Lincolnshire
January 4, 2021 4.03 pm

Four more Lincolnshire schools with COVID-19 cases as PM will address nation

County council wants schools to stay open for face-to-face teaching

Four schools in Lincolnshire have contacted the county council this week due to cases of coronavirus as Prime Minster Boris Johnson prepares to address the nation at 8pm on Monday evening over what further steps needed to be taken.

Campaigners nationally have called for schools to close and Chris Thompson, president of the Lincolnshire branch of the National Education Union (NEU) said the union believes “government insistence that schools remain open is reckless”.

It is not yet clear what exact announcements will be made by the PM, but it is understood there could be a tough national lockdown to come after the spread of the new virus variant led to rapidly escalating case numbers.

Lincolnshire County Council said school infection figures in the county are “well below the national average at around 1%” and want schools to stay open for face-to-face teaching where possible.

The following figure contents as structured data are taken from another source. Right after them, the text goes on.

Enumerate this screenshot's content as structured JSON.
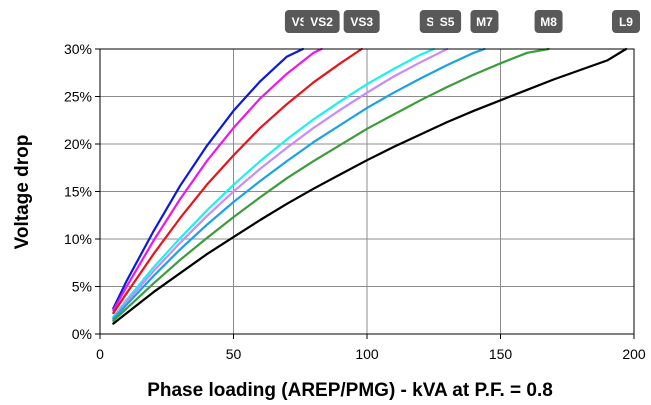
{
  "chart_data": {
    "type": "line",
    "title": "",
    "xlabel": "Phase loading (AREP/PMG) - kVA at P.F. = 0.8",
    "ylabel": "Voltage drop",
    "xlim": [
      0,
      200
    ],
    "ylim": [
      0,
      30
    ],
    "x_ticks": [
      "0",
      "50",
      "100",
      "150",
      "200"
    ],
    "y_ticks": [
      "0%",
      "5%",
      "10%",
      "15%",
      "20%",
      "25%",
      "30%"
    ],
    "grid": true,
    "legend": "top",
    "series": [
      {
        "name": "VS1",
        "color": "#0a1ad8",
        "x": [
          5,
          10,
          20,
          30,
          40,
          50,
          60,
          70,
          76
        ],
        "values": [
          2.7,
          5.6,
          10.8,
          15.6,
          19.8,
          23.5,
          26.6,
          29.2,
          30
        ]
      },
      {
        "name": "VS2",
        "color": "#ec18e8",
        "x": [
          5,
          10,
          20,
          30,
          40,
          50,
          60,
          70,
          80,
          83
        ],
        "values": [
          2.5,
          5.0,
          9.8,
          14.2,
          18.2,
          21.7,
          24.8,
          27.4,
          29.6,
          30
        ]
      },
      {
        "name": "VS3",
        "color": "#e8141a",
        "x": [
          5,
          10,
          20,
          30,
          40,
          50,
          60,
          70,
          80,
          90,
          98
        ],
        "values": [
          2.2,
          4.3,
          8.4,
          12.2,
          15.7,
          18.8,
          21.7,
          24.2,
          26.5,
          28.5,
          30
        ]
      },
      {
        "name": "S4",
        "color": "#1ef0f0",
        "x": [
          5,
          10,
          20,
          30,
          40,
          50,
          60,
          70,
          80,
          90,
          100,
          110,
          120,
          125
        ],
        "values": [
          1.8,
          3.6,
          7.0,
          10.1,
          13.0,
          15.7,
          18.2,
          20.5,
          22.6,
          24.5,
          26.3,
          27.9,
          29.4,
          30
        ]
      },
      {
        "name": "S5",
        "color": "#c88cf8",
        "x": [
          5,
          10,
          20,
          30,
          40,
          50,
          60,
          70,
          80,
          90,
          100,
          110,
          120,
          130
        ],
        "values": [
          1.7,
          3.4,
          6.6,
          9.6,
          12.4,
          15.0,
          17.4,
          19.6,
          21.7,
          23.6,
          25.4,
          27.1,
          28.6,
          30
        ]
      },
      {
        "name": "M7",
        "color": "#1aa2e6",
        "x": [
          5,
          10,
          20,
          30,
          40,
          50,
          60,
          70,
          80,
          90,
          100,
          110,
          120,
          130,
          140,
          144
        ],
        "values": [
          1.6,
          3.1,
          6.1,
          8.9,
          11.5,
          13.9,
          16.1,
          18.2,
          20.2,
          22.0,
          23.8,
          25.4,
          26.9,
          28.3,
          29.6,
          30
        ]
      },
      {
        "name": "M8",
        "color": "#3c9c3c",
        "x": [
          5,
          10,
          20,
          30,
          40,
          50,
          60,
          70,
          80,
          90,
          100,
          110,
          120,
          130,
          140,
          150,
          160,
          168
        ],
        "values": [
          1.4,
          2.7,
          5.3,
          7.8,
          10.1,
          12.3,
          14.4,
          16.4,
          18.2,
          19.9,
          21.6,
          23.1,
          24.6,
          26.0,
          27.3,
          28.5,
          29.6,
          30
        ]
      },
      {
        "name": "L9",
        "color": "#000000",
        "x": [
          5,
          10,
          20,
          30,
          40,
          50,
          60,
          70,
          80,
          90,
          100,
          110,
          120,
          130,
          140,
          150,
          160,
          170,
          180,
          190,
          197
        ],
        "values": [
          1.1,
          2.2,
          4.4,
          6.4,
          8.4,
          10.2,
          12.0,
          13.7,
          15.3,
          16.8,
          18.3,
          19.7,
          21.0,
          22.3,
          23.5,
          24.6,
          25.7,
          26.8,
          27.8,
          28.8,
          30
        ]
      }
    ]
  }
}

Andy Fox, consultant in public health, said: “We’ve had four schools make initial contact in the past seven days because of a pupil or staff member testing positive for coronavirus.

“The current rate of incidence in school age children in Lincolnshire is 132 cases per 100,000 over seven days, which is much lower than the rate of 291 cases per 100,000 for all ages, and has decreased over the last 3 weeks.”

Meanwhile, Monks Abbey Primary School in Lincoln said due to staff shortages it has put a plan in place for two weeks, including closing at lunchtime on a Friday.

Spalding Primary School announced on Monday that it would be open for Reception and Year 3 only.

The majority of primary schools were allowed to open, but there will be a one week delay and then a staggered return for secondary school age pupils and those in colleges. University students will also be prioritised based on their learning needs and will be offered two rapid tests upon their return.

Councillor Mrs Patricia Bradwell, executive councillor for children’s services, said: “We are aware of the national dispute between the school unions and the DfE over whether schools should remain open during this time when the new Covid variant is escalating transmissions of the virus.

“School infection figures in Lincolnshire are well below the national average at around 1% and we want schools, where it is safe and risk assessed, to keep open for face-to-face teaching. It’s better for children’s education that they are in school if possible.

“We understand this might be difficult for some schools and where this is not possible – some schools for example won’t have enough staff available due to shielding for COVID reasons – remote teaching will be put in place.

“We are continuing to support schools with health and safety advice to ensure the safety and wellbeing of all children and staff.”

Meanwhile, the National Education Union had already called on all primary schools to move to remote learning for the first two weeks of January, except to vulnerable children and children of key workers.

Chris Thompson, president of the Lincolnshire branch of the NEU, told The Lincolnite: “The union believes that government insistence that schools remain open is reckless.

“Schools may be safe for students, only because the students are very unlikely to develop severe symptoms, but they are unsafe because they provide an important vector for transmission to the community and to all staff within schools.

“Given the very late notice, some schools having inset days, and the large number of small primary schools in Lincolnshire I believe there are very few schools affected.

“Many headteachers would not have known how many teachers would not be in school today, and would not have had the opportunity to contact parents, so as a matter of practicality they remained open.

“I understand the headteacher’s unions and other unions within schools are supportive of our stance. As a consequence I believe that in Lincolnshire an increasing number of schools will go to online learning.”

He added that the union has asked members to use their rights to “withdraw their labour from an unsafe work environment”, but that teachers have not been asked to strike.